Does the digital divide have a silver lining? (Hint: Yes) - mishmosh
http://codeforamerica.org/2012/05/24/does-the-digital-divide-have-a-silver-lining/

======
tuxidomasx
"The digital divide isn’t merely a binary chasm. It’s a divide of convenience,
attention span, and logistics."

That's not all-- it's also a divide of knowledge and interest in digital
technology. Particularly, the kind of technical knowledge and interest that
allows people to innovate and build on these platforms (as opposed to just
turning into consumers).

This is where I think the difference between Desktops and Mobile devices
stands out on this subject-- Desktops are way more tinkerable and teacher-
friendly. I can show someone hands-on how the hardware and software of a
desktop computer work together much easier than I could on a mobile device
(where are the form factors and modularity?).
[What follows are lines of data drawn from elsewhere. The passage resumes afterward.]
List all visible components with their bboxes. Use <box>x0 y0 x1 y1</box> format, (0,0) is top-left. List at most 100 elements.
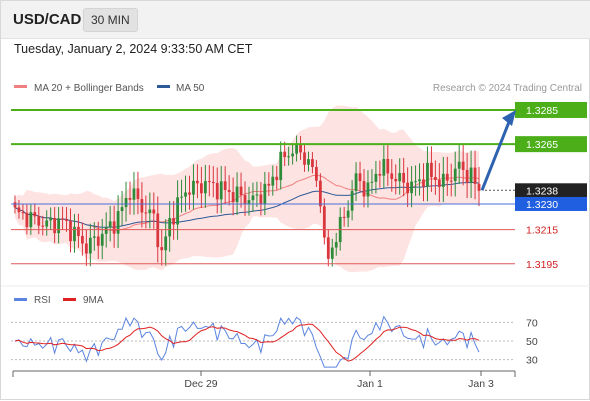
candle <box>184 175 187 212</box>
candle-body <box>37 216 41 226</box>
candle <box>267 172 271 197</box>
candle <box>271 165 275 196</box>
candle-body <box>148 209 152 214</box>
candle-body <box>92 236 96 238</box>
candle <box>295 135 298 162</box>
candle-body <box>295 144 298 154</box>
ma20-legend-swatch <box>14 85 27 88</box>
candle <box>342 206 346 227</box>
candle <box>398 158 402 195</box>
level-resistance: 1.3285 <box>11 101 587 118</box>
candle <box>477 166 481 207</box>
price-panel <box>13 135 481 267</box>
candle-body <box>88 237 92 254</box>
candle-body <box>136 188 140 200</box>
resistance-label: 1.3265 <box>526 139 558 151</box>
candle-body <box>434 177 437 180</box>
candle-body <box>445 173 449 181</box>
candle-body <box>104 227 108 234</box>
candle-body <box>406 182 410 194</box>
candle <box>469 150 473 199</box>
candle <box>418 163 421 196</box>
candle-body <box>362 181 366 197</box>
candle <box>49 207 53 230</box>
candle <box>437 163 441 202</box>
candle-body <box>176 197 179 225</box>
candle-body <box>180 196 183 198</box>
candle-body <box>418 179 421 182</box>
candle-body <box>414 181 417 183</box>
candle-body <box>231 192 235 203</box>
timeframe-button[interactable]: 30 MIN <box>83 8 138 32</box>
candle-body <box>410 181 413 194</box>
candle-body <box>144 212 148 214</box>
candle <box>132 171 136 215</box>
candle <box>148 192 152 229</box>
candle-body <box>53 217 57 234</box>
candle-body <box>243 195 247 204</box>
candle <box>287 146 291 166</box>
candle-body <box>13 202 17 208</box>
level-last: 1.3238 <box>485 183 587 198</box>
candle-body <box>203 181 207 194</box>
candle-body <box>426 162 429 187</box>
ma20-legend-label: MA 20 + Bollinger Bands <box>34 83 144 94</box>
candle-body <box>386 158 390 174</box>
candle-body <box>116 211 120 234</box>
price-levels: 1.3285 1.3265 1.3238 1.3230 1.3215 1.3195 <box>11 101 587 271</box>
candle-body <box>303 152 306 165</box>
candle-body <box>41 225 45 227</box>
candle <box>251 182 255 212</box>
candle <box>13 195 17 214</box>
candle-body <box>156 213 160 248</box>
candle <box>374 160 378 194</box>
candle <box>457 144 461 185</box>
candle-body <box>263 183 267 205</box>
candle <box>259 182 263 216</box>
pivot-label: 1.3230 <box>526 199 558 211</box>
rsi-tick-label: 30 <box>526 355 538 367</box>
candle-body <box>29 212 33 228</box>
candle-body <box>200 183 203 194</box>
rsi-legend-swatch <box>14 298 27 301</box>
candle <box>172 201 176 240</box>
candle <box>426 146 429 202</box>
candle <box>303 144 306 172</box>
candle-body <box>465 169 469 183</box>
candle-body <box>77 226 80 236</box>
candle-body <box>422 179 425 187</box>
candle-body <box>279 151 283 181</box>
candle <box>120 190 124 226</box>
candle-body <box>441 173 445 187</box>
ma50-legend-label: MA 50 <box>176 83 205 94</box>
candle-body <box>112 221 116 234</box>
candle-body <box>17 207 21 213</box>
rsi-line <box>14 315 480 368</box>
candle <box>358 161 362 192</box>
candle-body <box>96 236 100 246</box>
candle <box>168 201 172 252</box>
candle-body <box>374 173 378 182</box>
candle-body <box>172 218 176 225</box>
candle <box>378 160 382 188</box>
candle <box>180 179 183 213</box>
candle-body <box>287 156 291 158</box>
candle <box>61 206 64 230</box>
candle-body <box>235 186 239 203</box>
candle-body <box>124 197 128 208</box>
candle-body <box>81 235 84 244</box>
candle-body <box>61 218 64 220</box>
candle <box>112 205 116 248</box>
last-price-box <box>515 183 587 198</box>
candle <box>211 166 215 198</box>
candle <box>441 156 445 203</box>
chart-header: USD/CAD 30 MIN <box>1 1 590 39</box>
candle <box>84 229 88 266</box>
ma50-legend-swatch <box>157 85 170 88</box>
x-tick-label: Jan 1 <box>357 378 383 390</box>
candle-body <box>346 210 350 218</box>
ma50-line <box>14 182 480 228</box>
candle <box>65 207 68 232</box>
candle <box>461 144 465 186</box>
And I think that makes a big
difference in terms of getting people interested in _building_ versus
consuming.

So as the gap of Internet access narrows in some communities, I see more
people embracing tech as consumers and less people understanding or learning
about it. Mobile penetration figures are a little misleading because it's not
marking close of the Digital Divide as much as just making it look a little
different.

While I think mobile devices are an excellent way to get previously-
unconnected people on the Internet, access is just one of many issues that
make up the Digital Divide. In many ways, its an issue of future socioeconomic
progress moreso than an issue of getting more people online.